The Mantis: A Novel

Image of The Mantis: A Novel (The Assassins Series)
Author(s): 
Translator(s): 
Release Date: 
November 7, 2023
Publisher/Imprint: 
The Overlook Press
Pages: 
256
Reviewed by: 

“The story is a fascinating one, filled with moments of excitement and flashes of humor . . .”

What happens when a contract is put out on a hit man and the assigned killer is supposed to be the target of that hit man? How can you kill someone years after your own death? These bizarre questions are at the heart of Kotaro Isaka’s humorous thriller, The Mantis.

Kabuto has a mundane job in an office supply company. He has a wife he both loves and fears and a good relationship with his teenage son, Katsumi. He is also a hired assassin. Kabuto’s employer is “the doctor,” who cloaks his kill orders in medical terminology: killings are “surgeries,” Kabuto’s job is “treatment.” Kabuto Is tired of killing and doesn’t want to add “any more things that I wouldn’t be proud of telling my kid.” When Kabuto tells the doctor he doesn’t want to kill anymore, the doctor threatens his family. One does not leave the doctor’s employ alive.

When he isn’t working for the doctor, Kabuto uses his physical strength and experience to rescue people who are being bullied. When threatened or when he sees that others are being threatened, this seemingly meek man has the powers of a comic book hero.

Kabuto is also tired of his loneliness. He seeks friendship and briefly finds it with Nanomura, a department store security guard. Kabuko isn’t sure what friendship means, but wants to act like a friend to Nanomura. The men get closer until they receive orders to kill each other. Nanomura also wants to get out of the killing business but has to kill Kabuto to protect his family from the doctor’s vengeance. The two friends are forced by circumstance to battle each other.

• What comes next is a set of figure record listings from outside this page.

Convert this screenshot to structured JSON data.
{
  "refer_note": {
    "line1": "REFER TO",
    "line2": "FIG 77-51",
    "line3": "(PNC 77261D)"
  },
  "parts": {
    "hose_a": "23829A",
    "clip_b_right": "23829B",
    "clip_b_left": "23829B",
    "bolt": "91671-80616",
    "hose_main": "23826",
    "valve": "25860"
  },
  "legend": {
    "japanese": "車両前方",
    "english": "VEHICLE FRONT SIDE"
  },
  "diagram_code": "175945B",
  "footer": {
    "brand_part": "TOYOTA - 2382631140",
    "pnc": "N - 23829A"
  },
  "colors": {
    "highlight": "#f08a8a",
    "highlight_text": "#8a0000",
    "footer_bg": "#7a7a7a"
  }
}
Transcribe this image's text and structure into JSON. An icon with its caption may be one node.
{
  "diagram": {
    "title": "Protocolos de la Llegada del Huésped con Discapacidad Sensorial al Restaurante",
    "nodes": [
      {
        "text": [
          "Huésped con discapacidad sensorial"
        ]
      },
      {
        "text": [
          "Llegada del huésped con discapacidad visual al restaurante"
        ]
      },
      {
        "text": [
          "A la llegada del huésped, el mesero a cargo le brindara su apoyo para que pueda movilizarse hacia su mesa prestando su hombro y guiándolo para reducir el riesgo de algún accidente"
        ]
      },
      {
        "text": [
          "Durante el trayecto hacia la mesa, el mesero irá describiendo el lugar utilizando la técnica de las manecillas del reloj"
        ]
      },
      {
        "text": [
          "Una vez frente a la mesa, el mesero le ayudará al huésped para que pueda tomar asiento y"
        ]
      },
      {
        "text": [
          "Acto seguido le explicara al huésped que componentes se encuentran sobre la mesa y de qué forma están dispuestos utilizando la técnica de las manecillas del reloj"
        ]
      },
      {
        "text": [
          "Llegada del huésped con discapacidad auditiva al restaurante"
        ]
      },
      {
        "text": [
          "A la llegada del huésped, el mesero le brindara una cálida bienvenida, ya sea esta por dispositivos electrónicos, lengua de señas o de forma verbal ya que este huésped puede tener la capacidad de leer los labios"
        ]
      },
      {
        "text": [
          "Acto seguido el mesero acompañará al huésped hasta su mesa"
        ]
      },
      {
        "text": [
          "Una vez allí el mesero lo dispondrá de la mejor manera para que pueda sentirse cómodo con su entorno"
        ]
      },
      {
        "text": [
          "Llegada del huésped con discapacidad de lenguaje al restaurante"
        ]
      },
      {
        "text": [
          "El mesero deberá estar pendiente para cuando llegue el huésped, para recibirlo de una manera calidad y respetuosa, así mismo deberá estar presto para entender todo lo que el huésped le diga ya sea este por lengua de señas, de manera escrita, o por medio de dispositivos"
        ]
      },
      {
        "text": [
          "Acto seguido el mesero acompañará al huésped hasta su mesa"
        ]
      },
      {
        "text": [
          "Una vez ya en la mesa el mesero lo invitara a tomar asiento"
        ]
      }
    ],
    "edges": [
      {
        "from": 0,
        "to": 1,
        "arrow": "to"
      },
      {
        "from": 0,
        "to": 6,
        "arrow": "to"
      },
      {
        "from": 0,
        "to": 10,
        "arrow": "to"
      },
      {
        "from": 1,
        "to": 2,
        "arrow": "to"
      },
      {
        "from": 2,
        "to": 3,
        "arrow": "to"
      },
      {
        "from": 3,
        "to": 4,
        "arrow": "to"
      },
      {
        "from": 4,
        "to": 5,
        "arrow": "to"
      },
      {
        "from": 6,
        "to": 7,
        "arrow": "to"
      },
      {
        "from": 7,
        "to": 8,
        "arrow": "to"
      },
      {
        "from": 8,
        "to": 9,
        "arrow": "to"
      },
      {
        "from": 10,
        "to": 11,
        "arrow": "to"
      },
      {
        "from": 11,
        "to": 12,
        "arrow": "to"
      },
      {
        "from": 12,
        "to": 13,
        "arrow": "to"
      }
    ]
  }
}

The final, and strongest section of the novel takes place ten years later. Katsumi now has a wife and child but is intent on understanding better his father’s life. Father’s and son’s narratives and voices alternate as Katsumi witnesses his father’s last act of foiling evil.

The story is a fascinating one, filled with moments of excitement and flashes of humor; however, there is a stylistic flatness that made reading the book less pleasurable than it should have been given the clever premise and vibrancy of the story. It is not clear whether it is Isaka’s intention or the fault of the translator. The story could have used more vivid telling. 

The volume also contains an 18-page excerpt from another Isaka novel, Three Assassins.